The legendary reporter Carl Bernstein stepped out of the film that made him famous to give journalism students in Cardiff an inspiring but simple message – good reporting is ‘the best obtainable version of the truth’.
Bernstein described this as a simple concept – but one which is very hard to execute. For him it is underpinned by the idea that journalism should be for ‘the common good’. He believes the best reporting is almost always done in defiance of management and under cover of darkness (as in the film)!
He was optimistic about the quality of reporting in the USA, but concerned about the context in which it is received. Both in America and in Britain, Bernstein believes that too many people are less and less interested in the best obtainable version of the truth. ‘More and more, they’re looking for information to buttress their previously-held prejudices and beliefs. That’s the biggest challenge we face.’

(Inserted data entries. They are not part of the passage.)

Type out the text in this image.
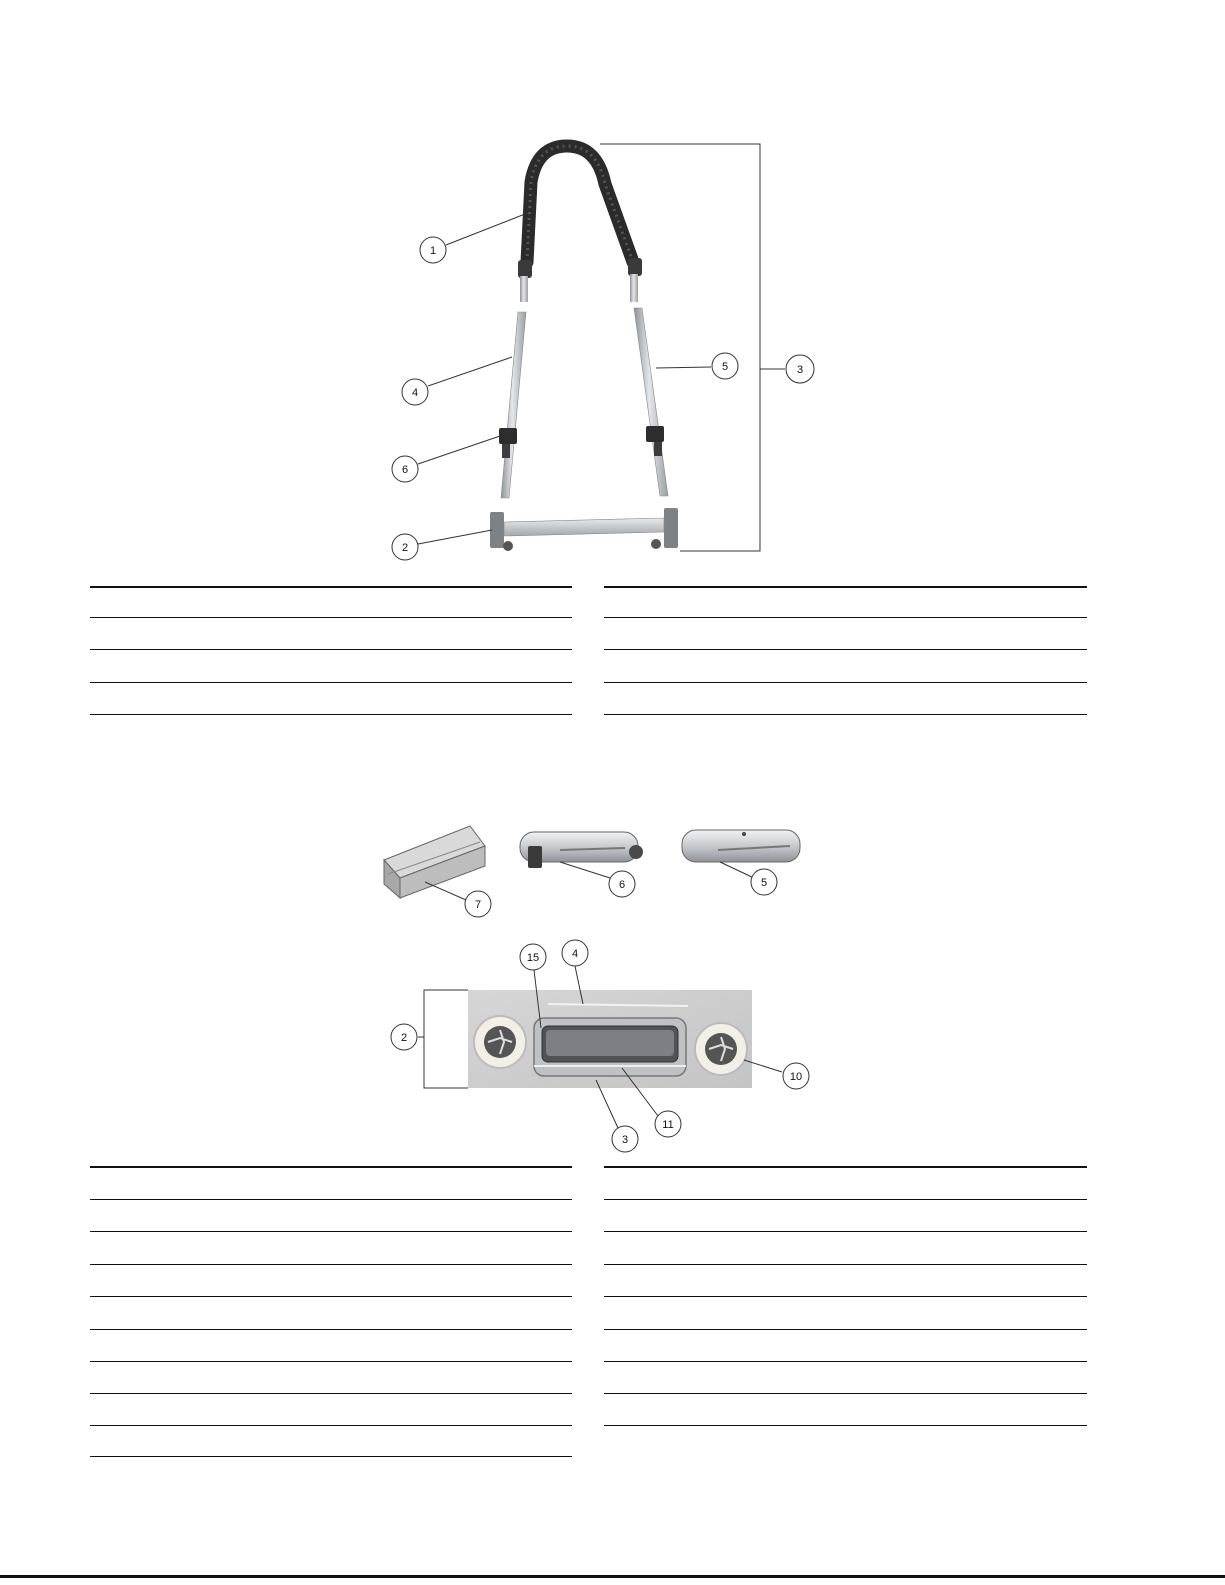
1
4
6
2
5	3
7
6	5
15	4
2
10
11
3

Julian Assange and Wikileaks came in for criticism for their failure to redact the information they published to protect individuals whose safety might be compromised. And he took a hard line on the fate of Bradley Manning, saying he should have known the consequences of breaking an oath not to divulge secret information. Daniel Ellsberg, who leaked the Pentagon papers was prepared to take the consequences and so should Manning.
For those in the audience (like me) who were inspired by Bernstein and Bob Woodward to become investigative journalists, it was an unforgettable experience to sit in the same room and have our faith in the journalistic mission confirmed. It’s to be hoped that young would-be reporters who were there will remember his advice: ‘Be a good listener. Don’t be arrogant. Having a press card doesn’t make us special’.